Reeth Brass Band in the 19th century

In the mid 19th century, there were 1,000 lead miners living in Reeth.  Music was an important part of life as much then as it is today.  It is thought that there would be a brass band in Reeth right back to that time.  Evidence to support the fact has been discovered in a newspaper report from 1935, (kindly provided by Mrs. Jennifer Kendall, of Reeth).  The headline to the report shows "The ups and downs of Reeth Brass Band," this article indicates that the band was reformed, for Queen Victoria's Diamond Jubilee celebrations on 22nd June 1897, "after a break of eight years".  The newspaper account also states that, "The date of origin must be far back in antiquity; certainly it was in being upwards of a hundred years ago".   This would indicate that the band existed at the height of lead mining activity in the area during the mid 1800s, which is supported by an article in the York Herald dated 28 June 1862 reporting that "Reeth Temperance Band enlivened proceedings with their harmony at the Temperance Festival at Bolton Castle". The photograph reproduced above has been extracted from the article and shows "a photograph of the band in its early days."

Reeth Brass Band in the 20th Century

There are no records of the band from the 1st world war through to the 2nd World War although the band kept going in a small way. Anyone with information about this time please get in touch.  During the 2nd World War, the Band was forced to close. The Band instruments were stored, at the time, by local butcher Jim Kendall. In the early 1950’s a small group of youngsters, inspired by Jim’s son James Kendall reformed the Band. Jim went on to conduct the reformed Band for a few years.
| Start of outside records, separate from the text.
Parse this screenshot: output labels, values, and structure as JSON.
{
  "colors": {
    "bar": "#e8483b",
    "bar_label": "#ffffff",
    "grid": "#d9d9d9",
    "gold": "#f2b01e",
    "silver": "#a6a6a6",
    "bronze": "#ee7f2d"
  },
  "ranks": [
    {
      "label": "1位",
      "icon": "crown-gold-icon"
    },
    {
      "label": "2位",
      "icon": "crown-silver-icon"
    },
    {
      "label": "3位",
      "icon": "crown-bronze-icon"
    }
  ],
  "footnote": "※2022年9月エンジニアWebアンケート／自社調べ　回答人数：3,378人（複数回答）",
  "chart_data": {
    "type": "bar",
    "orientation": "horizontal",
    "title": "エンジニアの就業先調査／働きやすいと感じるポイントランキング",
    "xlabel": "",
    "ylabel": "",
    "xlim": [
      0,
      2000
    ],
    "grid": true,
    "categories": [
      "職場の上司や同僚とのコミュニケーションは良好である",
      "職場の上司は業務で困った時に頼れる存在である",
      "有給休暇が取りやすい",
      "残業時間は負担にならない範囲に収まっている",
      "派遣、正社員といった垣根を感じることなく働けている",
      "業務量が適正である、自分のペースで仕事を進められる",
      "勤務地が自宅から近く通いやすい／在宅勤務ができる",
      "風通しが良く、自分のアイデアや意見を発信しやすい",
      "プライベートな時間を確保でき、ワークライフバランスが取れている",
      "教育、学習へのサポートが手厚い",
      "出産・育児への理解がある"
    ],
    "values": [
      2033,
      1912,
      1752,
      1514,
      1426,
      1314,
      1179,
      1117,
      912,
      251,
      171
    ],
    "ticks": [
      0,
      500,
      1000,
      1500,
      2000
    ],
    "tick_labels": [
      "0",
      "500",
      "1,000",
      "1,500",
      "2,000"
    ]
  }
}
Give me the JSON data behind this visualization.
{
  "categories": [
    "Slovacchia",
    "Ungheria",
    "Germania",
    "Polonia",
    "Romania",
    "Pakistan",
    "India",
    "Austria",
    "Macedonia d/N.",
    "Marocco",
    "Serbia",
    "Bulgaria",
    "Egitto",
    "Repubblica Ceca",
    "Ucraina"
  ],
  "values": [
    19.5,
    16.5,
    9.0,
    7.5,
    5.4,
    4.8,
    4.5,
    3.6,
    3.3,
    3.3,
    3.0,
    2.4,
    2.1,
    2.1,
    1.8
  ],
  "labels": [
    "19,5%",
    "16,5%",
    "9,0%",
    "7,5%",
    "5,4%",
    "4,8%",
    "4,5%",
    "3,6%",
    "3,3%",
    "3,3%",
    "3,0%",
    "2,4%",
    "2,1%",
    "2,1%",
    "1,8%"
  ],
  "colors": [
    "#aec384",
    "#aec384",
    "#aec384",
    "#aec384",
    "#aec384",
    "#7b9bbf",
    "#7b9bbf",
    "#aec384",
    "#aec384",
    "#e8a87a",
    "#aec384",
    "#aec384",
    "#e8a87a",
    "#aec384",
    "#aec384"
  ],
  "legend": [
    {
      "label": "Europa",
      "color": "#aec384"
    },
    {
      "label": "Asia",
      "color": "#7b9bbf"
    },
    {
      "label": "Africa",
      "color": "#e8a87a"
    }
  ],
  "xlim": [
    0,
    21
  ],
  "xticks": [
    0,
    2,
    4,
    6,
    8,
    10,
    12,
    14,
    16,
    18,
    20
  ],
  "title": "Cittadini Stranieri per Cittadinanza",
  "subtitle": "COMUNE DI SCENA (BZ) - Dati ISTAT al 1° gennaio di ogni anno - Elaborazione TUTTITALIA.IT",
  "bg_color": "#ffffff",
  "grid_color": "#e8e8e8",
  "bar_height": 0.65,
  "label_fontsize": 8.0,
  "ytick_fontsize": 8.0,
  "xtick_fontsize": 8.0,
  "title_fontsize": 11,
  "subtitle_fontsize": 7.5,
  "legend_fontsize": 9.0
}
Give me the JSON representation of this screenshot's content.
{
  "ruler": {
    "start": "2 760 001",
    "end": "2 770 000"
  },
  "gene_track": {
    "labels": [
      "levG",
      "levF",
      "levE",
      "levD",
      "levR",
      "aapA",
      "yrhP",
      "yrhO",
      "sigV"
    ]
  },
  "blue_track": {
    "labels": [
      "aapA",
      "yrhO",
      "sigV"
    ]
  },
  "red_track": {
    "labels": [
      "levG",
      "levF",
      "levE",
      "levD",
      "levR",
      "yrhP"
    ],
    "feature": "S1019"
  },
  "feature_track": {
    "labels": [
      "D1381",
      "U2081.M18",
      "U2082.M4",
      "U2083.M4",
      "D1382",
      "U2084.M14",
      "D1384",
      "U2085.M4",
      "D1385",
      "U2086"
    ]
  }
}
In 1968 the new Vicar appointed to St. Mary’s Church, Arkengarthdale, Rev E F Tindall wanted a band for Remembrance Sunday so he started Reeth Brass Band in its present form.

Under the Baton of Rev Tindall, the Band won the Wensleydale Tournament of Song in 1971, 1972, 1973 and then qualified for the 1973 4th section National Finals in London. He carried on leading the Band well into his retirement.

The Band then went through a period in the late 80’s early 90’s with low membership then Peter Cuff moved into the Area and took over as conductor and once again the membership rose playing many successful “Last Night at the Proms” concerts.

Reeth Brass Band in the 21st Century

The start of the century Peter Cuff resigned as conductor but carried on as a player with Mike Hardman taking over the baton for several years then he in turn resigned and became principal cornet until his retirement under Brian Hicks and Ian Cobb. Brian Hick was the composer of the Bands now signature tune “Tubby’s March” which he wrote in memory of David Allinson long serving Bb Bass player in the Band. In 2015 Richard Sands then took over as Conductor for three years before our present one Damian Dunphy.